= Geoffrey of Rancon =

Geoffrey III of Rancon was a French army commander who lived in the 12th century. He was Lord of Taillebourg, and served as Eleanor of Aquitaine's army commander during the Second Crusade.

On the day the crusaders were set to cross Mount Cadmus, King Louis VII of France chose to take charge of the rear of the column, where the unarmed pilgrims and the baggage trains marched. The vanguard, with which Queen Eleanor marched, was commanded by Rancon. Unencumbered by baggage, they reached the summit of Cadmus, where Rancon had been ordered to make camp for the night. Rancon, however, chose to continue on, deciding in concert with Amadeus III, Count of Savoy, Louis's uncle, that a nearby plateau would make a better campsite. Such disobedience was reportedly common.

Accordingly, by mid-afternoon, the rear of the column —believing the day's march to be nearly at an end —was dawdling.
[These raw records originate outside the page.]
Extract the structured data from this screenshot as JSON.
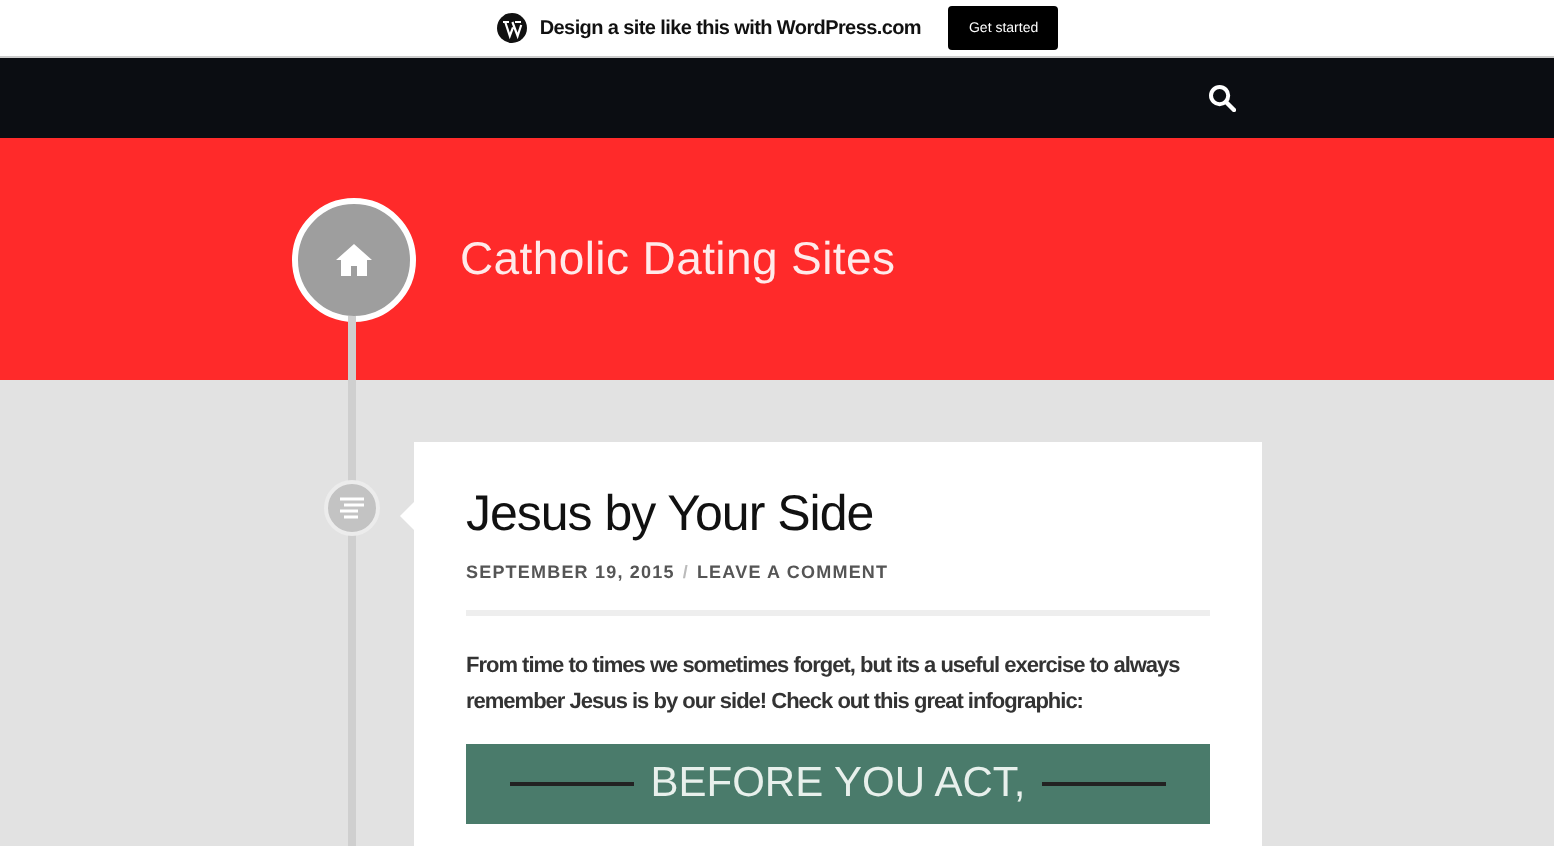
{
  "banner": {
    "text": "Design a site like this with WordPress.com",
    "button": "Get started"
  },
  "header": {
    "site_title": "Catholic Dating Sites"
  },
  "post": {
    "title": "Jesus by Your Side",
    "date": "SEPTEMBER 19, 2015",
    "separator": "/",
    "comment_link": "LEAVE A COMMENT",
    "body": "From time to times we sometimes forget, but its a useful exercise to always remember Jesus is by our side! Check out this great infographic:",
    "infographic": {
      "heading": "BEFORE YOU ACT,"
    }
  }
}
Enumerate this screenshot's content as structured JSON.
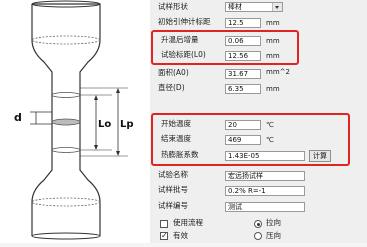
{
  "form": {
    "shape_label": "试样形状",
    "shape_value": "棒材",
    "initial_gauge_label": "初始引伸计标距",
    "initial_gauge_value": "12.5",
    "initial_gauge_unit": "mm",
    "gain_label": "升温后增量",
    "gain_value": "0.06",
    "gain_unit": "mm",
    "gauge_length_label": "试验标距(L0)",
    "gauge_length_value": "12.56",
    "gauge_length_unit": "mm",
    "area_label": "面积(A0)",
    "area_value": "31.67",
    "area_unit": "mm^2",
    "diameter_label": "直径(D)",
    "diameter_value": "6.35",
    "diameter_unit": "mm",
    "start_temp_label": "开始温度",
    "start_temp_value": "20",
    "start_temp_unit": "℃",
    "end_temp_label": "结束温度",
    "end_temp_value": "469",
    "end_temp_unit": "℃",
    "expansion_label": "热膨胀系数",
    "expansion_value": "1.43E-05",
    "calc_button": "计算",
    "test_name_label": "试验名称",
    "test_name_value": "宏远扬试样",
    "batch_label": "试样批号",
    "batch_value": "0.2% R=-1",
    "sample_no_label": "试样编号",
    "sample_no_value": "测试",
    "use_flow_label": "使用流程",
    "valid_label": "有效",
    "tension_label": "拉向",
    "compression_label": "压向"
  },
  "diagram": {
    "d_label": "d",
    "lo_label": "Lo",
    "lp_label": "Lp"
  },
  "colors": {
    "highlight": "#e02424"
  }
}
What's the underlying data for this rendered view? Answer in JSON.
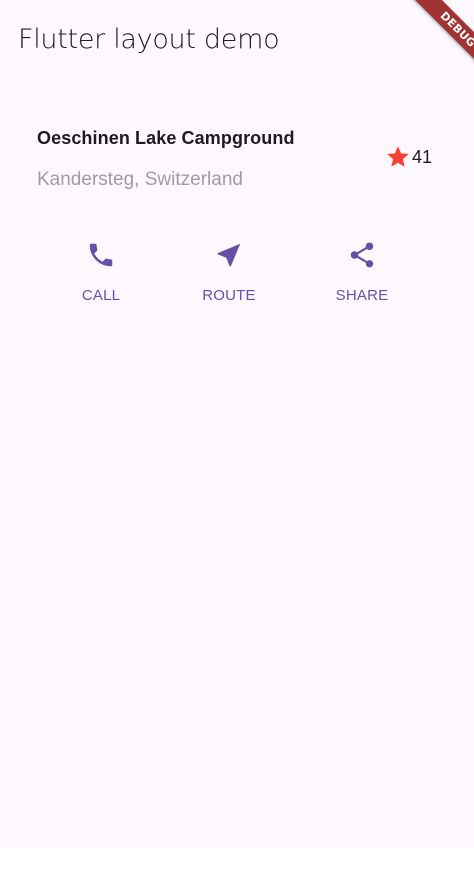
{
  "appbar": {
    "title": "Flutter layout demo"
  },
  "debug_banner": {
    "label": "DEBUG",
    "color": "#a03333"
  },
  "title_section": {
    "name": "Oeschinen Lake Campground",
    "location": "Kandersteg, Switzerland",
    "rating": {
      "icon": "star-icon",
      "icon_color": "#f44336",
      "count": "41"
    }
  },
  "actions": [
    {
      "icon": "phone-icon",
      "label": "CALL"
    },
    {
      "icon": "navigation-icon",
      "label": "ROUTE"
    },
    {
      "icon": "share-icon",
      "label": "SHARE"
    }
  ],
  "colors": {
    "background": "#fdf7fe",
    "accent": "#6750a4",
    "secondary_text": "#9e9e9e"
  }
}
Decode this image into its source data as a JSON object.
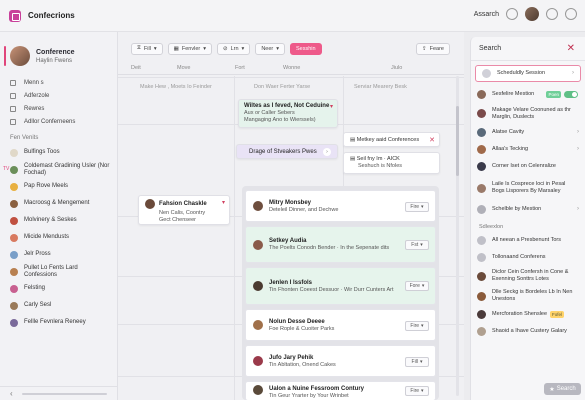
{
  "app": {
    "title": "Confecrions"
  },
  "topbar": {
    "search_label": "Assarch"
  },
  "profile": {
    "name": "Conference",
    "sub": "Haylin Fwens"
  },
  "nav": [
    {
      "label": "Menn s"
    },
    {
      "label": "Adferzole"
    },
    {
      "label": "Rewres"
    },
    {
      "label": "Adllor Conferneens"
    }
  ],
  "venues_label": "Fen Venits",
  "venues": [
    {
      "label": "Bulfings Toos",
      "color": "#e0d8c8"
    },
    {
      "label": "Coldemast Gradining Usler (Nor Fochad)",
      "color": "#6b8f5a"
    },
    {
      "label": "Pap Rove Meels",
      "color": "#e8b040"
    },
    {
      "label": "Macroosg & Mengement",
      "color": "#8a6040"
    },
    {
      "label": "Molvinery & Seskes",
      "color": "#c05040"
    },
    {
      "label": "Micide Mendusts",
      "color": "#d87a60"
    },
    {
      "label": "Jelr Pross",
      "color": "#7a9fc8"
    },
    {
      "label": "Pullet Lo Fents Lard Confessions",
      "color": "#b88050"
    },
    {
      "label": "Felsting",
      "color": "#c86090"
    },
    {
      "label": "Carly Sesl",
      "color": "#9a7a5a"
    },
    {
      "label": "Fellle Fevnlera Reneey",
      "color": "#7a6a9a"
    }
  ],
  "toolbar": {
    "btn1": "Fill",
    "btn2": "Fenvler",
    "btn3": "Lrn",
    "btn4": "Neer",
    "accent": "Sesshin",
    "right": "Feare"
  },
  "columns": [
    "Deit",
    "Move",
    "Fort",
    "Wonne",
    "Jiulo"
  ],
  "subcolumns": [
    "Make Hew , Moets Io Feinder",
    "Don Waer Ferter Yarse",
    "Serviar Mearery Besk"
  ],
  "cards": {
    "green_title": "Wiltes as I feved, Not Ceduine",
    "green_line1": "Aux or Caller Sebers",
    "green_line2": "Mangaging Ano to Wierssels)",
    "purple_title": "Drage of Stveakers Pwes",
    "meetup_title": "Metkey aaid Conferences",
    "sell_title": "Seil fny Im · AICK",
    "sell_sub": "Seshuch is Nfoles",
    "fashion_title": "Fahsion Chaskle",
    "fashion_line1": "Nen Calis, Coontry",
    "fashion_line2": "Gect Chenseer"
  },
  "lineup": [
    {
      "title": "Mitry Monsbey",
      "sub": "Deteleil Dinner, and Dechwe",
      "pill": "Fire",
      "avatar": "#6e4e3e",
      "green": false
    },
    {
      "title": "Setkey Audia",
      "sub": "The Poelts Conodn Bender · In the Sepenate dits",
      "pill": "Fst",
      "avatar": "#8a5a4a",
      "green": true
    },
    {
      "title": "Jenlen I Issfols",
      "sub": "Tin Fhonten Coeest Dessuor · Wir Durr Cunters Art",
      "pill": "Fore",
      "avatar": "#4a3a30",
      "green": true
    },
    {
      "title": "Nolun Desse Deeee",
      "sub": "Foe Rople & Cuoiter Parks",
      "pill": "Fire",
      "avatar": "#a0704a",
      "green": false
    },
    {
      "title": "Jufo Jary Pehik",
      "sub": "Tin Abltation, Onend Cakes",
      "pill": "Fill",
      "avatar": "#9a3a4a",
      "green": false
    },
    {
      "title": "Ualon a Nuine Fessroom Contury",
      "sub": "Tin Geur Yrarter by Your Wrinbet",
      "pill": "Fire",
      "avatar": "#5a4a3a",
      "green": false
    }
  ],
  "rpanel": {
    "search": "Search",
    "items_top": [
      {
        "label": "Scheduldly Session",
        "color": "#d0d0d8",
        "hl": true
      },
      {
        "label": "Sesfelire Mestion",
        "color": "#8a6a5a",
        "toggle": true,
        "badge": "Poen"
      },
      {
        "label": "Makage Velare Coonuned as thr Marglin, Duslects",
        "color": "#7a4a4a"
      },
      {
        "label": "Alatse Cavity",
        "color": "#5a6a7a"
      },
      {
        "label": "Allaa's Tecking",
        "color": "#a06a4a"
      },
      {
        "label": "Corner Iset on Celenralize",
        "color": "#3a3a4a"
      },
      {
        "label": "Laile Is Cosprece loci in Pesal Bogs Lisporers By Marsaley",
        "color": "#9a7a6a"
      },
      {
        "label": "Schelble by Mestion",
        "color": "#b0b0b8"
      }
    ],
    "section": "Sdleexlon",
    "items_bottom": [
      {
        "label": "All neean a Presbenunt Tors",
        "color": "#c0c0c8"
      },
      {
        "label": "Tollonaand Conferens",
        "color": "#c0c0c8"
      },
      {
        "label": "Diclor Cein Confersh in Cone & Exenning Sonttrs Lotes",
        "color": "#6a4a3a"
      },
      {
        "label": "Dlle Seckg is Bordeles Lb In Nen Unestons",
        "color": "#8a5a3a"
      },
      {
        "label": "Mercforation Shenslee",
        "color": "#4a3a3a",
        "badge": "Fofel"
      },
      {
        "label": "Shaoid a Ihave Custery Galary",
        "color": "#b0a090"
      }
    ],
    "foot_button": "Search"
  }
}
This resulted in the army becoming separated, with some having already crossed the summit and others still approaching it. At this point the Turks, who had been following and feinting for many days, seized their opportunity and attacked those who had not yet crossed the summit. The French, both soldiers and pilgrims, taken by surprise, were trapped. Those who tried to escape were caught and killed. Many men, horses, and much of the baggage were cast into the canyon below. Official blame for the disaster was placed on Rancon, who had made the decision to continue, and it was suggested that he be hanged, a suggestion which the king ignored. Instead, he sent Rancon home from the Crusade early, as a punishment. Today this is known as the Battle of Mount Cadmus.

He is also listed as having participated in the Third Crusade in the Itinerarium Regis Ricardi and appears as a witness to Richard I's peace treaty with Tancred of Sicily in Messina on 6 Oct 1190.

Geoffrey was the father of Bourgogne de Rancon, who married Hugh VIII of Lusignan.

Another Geoffrey of Rancon was married to Isabelle, the daughter of Eleanor's daughter in law Isabella of Angoulême.